Attached are two (2) files which you can use to modify Orangeboy's YATR. I basically modified two of his files so the entire remote would display on my screen and to allow me to select which Tivo to control.

The steps to use these files are: 
1. Install YATR then download these two files. 
2. Place the file RemoteSmall.txt next to the file Remote.pyw 
3. Change the file from a .txt to a .pyw such as
mv RemoteSmall.txt RemoteSmall.pyw 
4. Place the file label background small.gif in the folder ./Assets/gifs/remote along side the file label background.gif
5. Edit the file RemoteSmall.pyw and change the mak to the mak key for your Tivo account
6. Edit the file RemoteSmall.pyw and change the IP addresses to those for your machines and, change the text "Which Tivo (1= ... to match what you call your Tivos or if you just have one Tivo comment out the line as specified in the code so you don't have to answer the question.

Thats it! Just double click on RemoteSmall.pyw to run it.

View attachment RemoteSmall.txt


----------



## Fofer (Oct 29, 2000)

Cool, thanks DougD! Gonna try playing with it now.

Quick question though, you mention the file "label background.*gif*" but it is attached to your message as " label background.*jpg*"

Any chance you can reupload the original GIF?


----------



## DougD (Apr 26, 2011)

Well I've tried several times to attach it as a Gif but it keeps attaching as a .jpg. I think it will work if you just rename the file to label background small.gif. Try it and please let me know if that works


----------



## Fofer (Oct 29, 2000)

I tried that and unfortunately it doesn't work. Seems like this forum is converting the file to JPG and renaming it back to GIF isn't good enough. Any chance the actual GIF can be hosted somewhere? I'll put it on my webspace if you want.


----------



## DougD (Apr 26, 2011)

Attached is the same file renamed as a pdf. Hopefully you can download it and rename it as a .gif


----------



## Fofer (Oct 29, 2000)

Yep, that did it. Thanks. I got it working. Very cool.

I am hoping orangeboy comes back to see the nice improvement you've offered here.
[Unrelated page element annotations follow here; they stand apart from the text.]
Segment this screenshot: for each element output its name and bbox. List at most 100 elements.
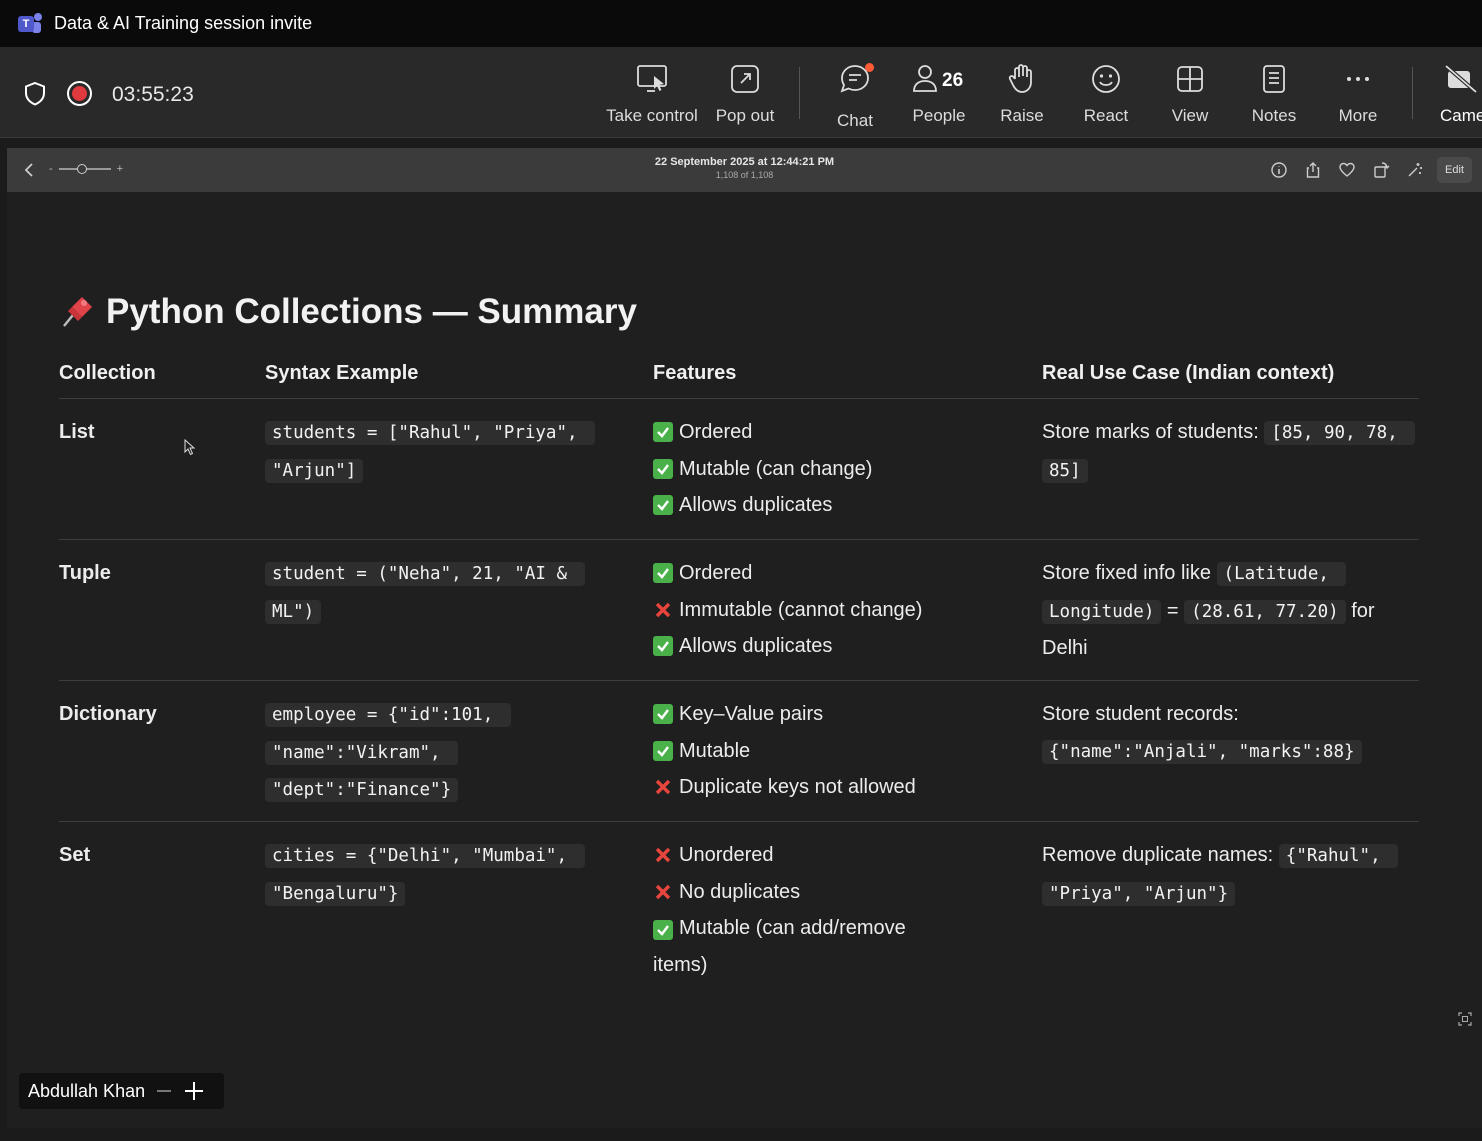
camera-off-icon	[1444, 64, 1478, 94]
feature-item: No duplicates	[653, 874, 953, 911]
usecase-tuple: Store fixed info like (Latitude, Longitu…	[1042, 562, 1375, 659]
camera-button[interactable]: Came	[1440, 62, 1482, 132]
zoom-in-icon[interactable]	[185, 1082, 204, 1100]
photo-count: 1,108 of 1,108	[715, 170, 774, 180]
react-label: React	[1083, 106, 1129, 125]
notes-icon	[1263, 65, 1285, 93]
features-set: Unordered No duplicates Mutable (can add…	[653, 837, 953, 983]
code-snippet: {"name":"Anjali", "marks":88}	[1042, 739, 1362, 764]
react-icon	[1092, 65, 1120, 93]
cross-icon	[653, 600, 673, 620]
view-button[interactable]: View	[1166, 62, 1214, 132]
usecase-set: Remove duplicate names: {"Rahul", "Priya…	[1042, 837, 1417, 912]
window-title: Data & AI Training session invite	[54, 13, 313, 33]
presenter-tag[interactable]: Abdullah Khan	[19, 1073, 224, 1109]
row-divider	[59, 680, 1419, 681]
syntax-set: cities = {"Delhi", "Mumbai", "Bengaluru"…	[265, 837, 595, 912]
view-icon	[1177, 66, 1203, 92]
window-title-bar: T Data & AI Training session invite	[0, 0, 1482, 47]
pop-out-icon	[731, 65, 759, 93]
raise-hand-button[interactable]: Raise	[998, 62, 1046, 132]
recording-indicator-icon	[67, 81, 92, 106]
feature-item: Duplicate keys not allowed	[653, 769, 993, 806]
features-dictionary: Key–Value pairs Mutable Duplicate keys n…	[653, 696, 993, 806]
check-icon	[653, 422, 673, 443]
toolbar-divider	[799, 67, 800, 119]
chat-button[interactable]: Chat	[829, 62, 881, 132]
usecase-dictionary: Store student records: {"name":"Anjali",…	[1042, 696, 1412, 770]
take-control-label: Take control	[606, 106, 698, 125]
col-header-syntax: Syntax Example	[265, 362, 419, 384]
chat-label: Chat	[837, 111, 873, 130]
row-name-tuple: Tuple	[59, 562, 111, 584]
syntax-dictionary: employee = {"id":101, "name":"Vikram", "…	[265, 696, 525, 809]
take-control-icon	[637, 65, 667, 92]
raise-label: Raise	[1000, 106, 1044, 125]
people-button[interactable]: 26 People	[910, 62, 968, 132]
people-count: 26	[942, 70, 964, 91]
react-button[interactable]: React	[1082, 62, 1130, 132]
chat-notification-dot	[865, 63, 874, 72]
feature-item: Ordered	[653, 414, 993, 451]
feature-item: Mutable (can change)	[653, 451, 993, 488]
feature-item: Unordered	[653, 837, 953, 874]
code-snippet: employee = {"id":101, "name":"Vikram", "…	[265, 703, 511, 802]
view-label: View	[1171, 106, 1209, 125]
enhance-icon[interactable]	[1406, 161, 1424, 179]
pushpin-icon	[63, 297, 92, 327]
check-icon	[653, 740, 673, 761]
page-title-text: Python Collections — Summary	[106, 292, 637, 331]
page-title: Python Collections — Summary	[58, 292, 637, 332]
take-control-button[interactable]: Take control	[606, 62, 698, 132]
more-label: More	[1338, 106, 1378, 125]
edit-button[interactable]: Edit	[1437, 157, 1472, 183]
feature-item: Key–Value pairs	[653, 696, 993, 733]
pop-out-label: Pop out	[715, 106, 775, 125]
check-icon	[653, 495, 673, 516]
teams-logo-icon: T	[18, 12, 42, 35]
zoom-out-icon[interactable]	[157, 1090, 172, 1092]
shield-icon[interactable]	[23, 81, 47, 107]
check-icon	[653, 458, 673, 479]
feature-item: Allows duplicates	[653, 628, 993, 665]
feature-item: Mutable (can add/remove items)	[653, 917, 906, 976]
pop-out-button[interactable]: Pop out	[712, 62, 778, 132]
check-icon	[653, 636, 673, 657]
toolbar-divider	[1412, 67, 1413, 119]
people-label: People	[912, 106, 966, 125]
feature-item: Immutable (cannot change)	[653, 592, 993, 629]
syntax-list: students = ["Rahul", "Priya", "Arjun"]	[265, 414, 605, 489]
rotate-icon[interactable]	[1372, 161, 1390, 179]
mouse-cursor-icon	[184, 439, 196, 456]
fit-screen-icon[interactable]	[1458, 1012, 1472, 1026]
people-icon	[913, 65, 937, 92]
col-header-collection: Collection	[59, 362, 156, 384]
presenter-name: Abdullah Khan	[28, 1080, 146, 1101]
heart-icon[interactable]	[1338, 161, 1356, 179]
check-icon	[653, 704, 673, 725]
share-icon[interactable]	[1304, 161, 1322, 179]
cross-icon	[653, 845, 673, 865]
meeting-toolbar: 03:55:23 Take control Pop out Chat 26 Pe…	[0, 47, 1482, 138]
document-content: Python Collections — Summary Collection …	[7, 192, 1482, 1082]
feature-item: Ordered	[653, 555, 993, 592]
header-divider	[59, 398, 1419, 399]
usecase-list: Store marks of students: [85, 90, 78, 85…	[1042, 414, 1416, 489]
notes-button[interactable]: Notes	[1250, 62, 1298, 132]
row-name-set: Set	[59, 844, 91, 866]
raise-hand-icon	[1008, 64, 1032, 93]
row-divider	[59, 539, 1419, 540]
feature-item: Mutable	[653, 733, 993, 770]
meeting-timer: 03:55:23	[112, 83, 194, 106]
row-name-list: List	[59, 421, 95, 443]
cross-icon	[653, 882, 673, 902]
more-button[interactable]: More	[1334, 62, 1382, 132]
shared-screen: - + 22 September 2025 at 12:44:21 PM 1,1…	[7, 148, 1482, 1128]
row-divider	[59, 821, 1419, 822]
syntax-tuple: student = ("Neha", 21, "AI & ML")	[265, 555, 595, 630]
more-icon	[1347, 77, 1369, 81]
code-snippet: student = ("Neha", 21, "AI & ML")	[265, 562, 585, 624]
code-snippet: students = ["Rahul", "Priya", "Arjun"]	[265, 421, 596, 483]
photo-viewer-bar: - + 22 September 2025 at 12:44:21 PM 1,1…	[7, 148, 1482, 192]
info-icon[interactable]	[1270, 161, 1288, 179]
Perhaps he can integrate them into his version too. 

I'd also love to know if there's any chance to try the "Python Imaging Library" he talked about because this remote app has the same visual glitches on Mac OS X that I posted about above and it would be nice to see if those can be fixed.


----------



## Fofer (Oct 29, 2000)

Any updates on this cool app? orangeboy, how's Missouri treating ya?


----------